Chinese stocks were weaker with another global slump, but there is speculation of market intervention by the Chinese government.
China 50: Daily Chart
The CH 50 dropped back through weekly support at 12,354, and that will be the line in the sand.
China’s US$1.35 trillion sovereign wealth fund was seen increasing its equity stakes in the nation’s four biggest banks, sparking speculation that authorities are trying to build confidence in the market after an exodus of foreign investment funds and a slump in the local currency.
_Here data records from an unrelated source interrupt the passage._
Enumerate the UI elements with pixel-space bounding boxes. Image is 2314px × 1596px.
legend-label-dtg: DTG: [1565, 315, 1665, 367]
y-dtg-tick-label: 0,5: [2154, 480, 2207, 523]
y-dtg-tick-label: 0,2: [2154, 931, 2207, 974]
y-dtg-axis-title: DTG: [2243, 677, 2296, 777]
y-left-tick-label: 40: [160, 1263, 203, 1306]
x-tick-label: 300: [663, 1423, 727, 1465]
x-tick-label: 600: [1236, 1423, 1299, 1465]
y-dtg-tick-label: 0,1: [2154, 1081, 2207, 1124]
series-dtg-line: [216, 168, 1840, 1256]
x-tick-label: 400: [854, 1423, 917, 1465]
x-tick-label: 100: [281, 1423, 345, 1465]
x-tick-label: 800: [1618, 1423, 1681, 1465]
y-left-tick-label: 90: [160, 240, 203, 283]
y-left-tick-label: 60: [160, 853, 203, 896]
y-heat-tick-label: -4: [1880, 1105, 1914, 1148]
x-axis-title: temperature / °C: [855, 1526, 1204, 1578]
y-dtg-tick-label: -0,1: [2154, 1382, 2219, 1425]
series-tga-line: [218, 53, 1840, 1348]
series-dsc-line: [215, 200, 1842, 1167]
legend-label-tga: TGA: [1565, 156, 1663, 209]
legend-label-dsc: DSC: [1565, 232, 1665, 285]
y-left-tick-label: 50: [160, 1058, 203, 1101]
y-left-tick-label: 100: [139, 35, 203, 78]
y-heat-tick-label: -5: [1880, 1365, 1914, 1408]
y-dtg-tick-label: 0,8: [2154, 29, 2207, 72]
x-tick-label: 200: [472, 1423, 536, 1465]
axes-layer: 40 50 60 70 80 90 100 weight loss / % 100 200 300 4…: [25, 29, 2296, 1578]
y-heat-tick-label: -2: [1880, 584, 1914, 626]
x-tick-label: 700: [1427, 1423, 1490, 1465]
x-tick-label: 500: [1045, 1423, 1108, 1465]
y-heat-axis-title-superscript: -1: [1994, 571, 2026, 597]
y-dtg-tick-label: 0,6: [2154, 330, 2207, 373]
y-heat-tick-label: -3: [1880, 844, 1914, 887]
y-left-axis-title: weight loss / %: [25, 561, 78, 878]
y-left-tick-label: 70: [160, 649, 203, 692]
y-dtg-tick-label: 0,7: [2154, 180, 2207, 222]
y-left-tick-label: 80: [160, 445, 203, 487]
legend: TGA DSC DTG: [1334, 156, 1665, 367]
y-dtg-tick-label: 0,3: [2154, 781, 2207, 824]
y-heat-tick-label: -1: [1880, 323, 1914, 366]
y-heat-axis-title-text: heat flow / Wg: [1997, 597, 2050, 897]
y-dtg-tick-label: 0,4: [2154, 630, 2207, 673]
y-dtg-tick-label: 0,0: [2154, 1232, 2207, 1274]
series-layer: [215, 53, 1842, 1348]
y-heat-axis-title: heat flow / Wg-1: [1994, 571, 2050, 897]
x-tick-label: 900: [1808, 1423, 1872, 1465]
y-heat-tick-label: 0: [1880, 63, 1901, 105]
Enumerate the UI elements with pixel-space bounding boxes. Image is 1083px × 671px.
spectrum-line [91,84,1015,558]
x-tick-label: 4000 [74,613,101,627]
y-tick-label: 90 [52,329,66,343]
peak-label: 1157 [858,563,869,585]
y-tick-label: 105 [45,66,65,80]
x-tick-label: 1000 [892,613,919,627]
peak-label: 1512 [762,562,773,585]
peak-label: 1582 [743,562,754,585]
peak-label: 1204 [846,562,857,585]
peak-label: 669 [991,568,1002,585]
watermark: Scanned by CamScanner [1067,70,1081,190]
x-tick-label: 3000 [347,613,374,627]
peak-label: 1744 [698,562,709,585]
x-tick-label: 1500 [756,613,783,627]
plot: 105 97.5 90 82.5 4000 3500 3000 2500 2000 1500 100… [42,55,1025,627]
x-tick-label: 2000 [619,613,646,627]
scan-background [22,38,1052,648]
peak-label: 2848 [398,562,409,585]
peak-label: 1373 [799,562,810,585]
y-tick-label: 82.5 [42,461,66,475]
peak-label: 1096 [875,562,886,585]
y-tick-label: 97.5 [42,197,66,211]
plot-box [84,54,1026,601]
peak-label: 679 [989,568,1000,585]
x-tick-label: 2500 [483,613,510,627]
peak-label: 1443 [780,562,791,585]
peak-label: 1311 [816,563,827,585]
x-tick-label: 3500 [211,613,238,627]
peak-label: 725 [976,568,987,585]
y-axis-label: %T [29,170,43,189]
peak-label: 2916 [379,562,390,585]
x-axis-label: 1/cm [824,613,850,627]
Central Huijin Investment, which owns stakes in domestic financial institutions, added to its holdings in Industrial and Commercial Bank, Construction Bank, Bank of China, and the Agricultural Bank of China, according to stock exchange filings.
The purchases, worth around 477.5 million yuan (US$65.4 million), may also be showing that the government is ready to act with stimulus.
“This move, reminiscent of its actions during the 2015 Chinese equity market turmoil, signifies the government’s desire to maintain market stability,” Redmond Wong, at Saxo Capital Markets in Hong Kong, wrote.
The move could entice domestic investors to the market and also see the return of hedge funds from overseas who ran from the market over fears of the slow economic recovery in China and the tensions between the country and the US.
The wealth fund held equity stakes in 17 financial institutions, including banks, securities companies, and insurance companies, at the end of 2021, according to the most recent annual report.
US stocks ended a recent rally after inflation came in higher than expected. That happened only a day earlier, when investors were reassured by the FOMC minutes that the Federal Reserve was finished with rate hikes.
The minutes are trailing, while the inflation data was a reality check, and recent bullish activity in stocks, risk assets, and anti-US dollar currencies has unwound sharply.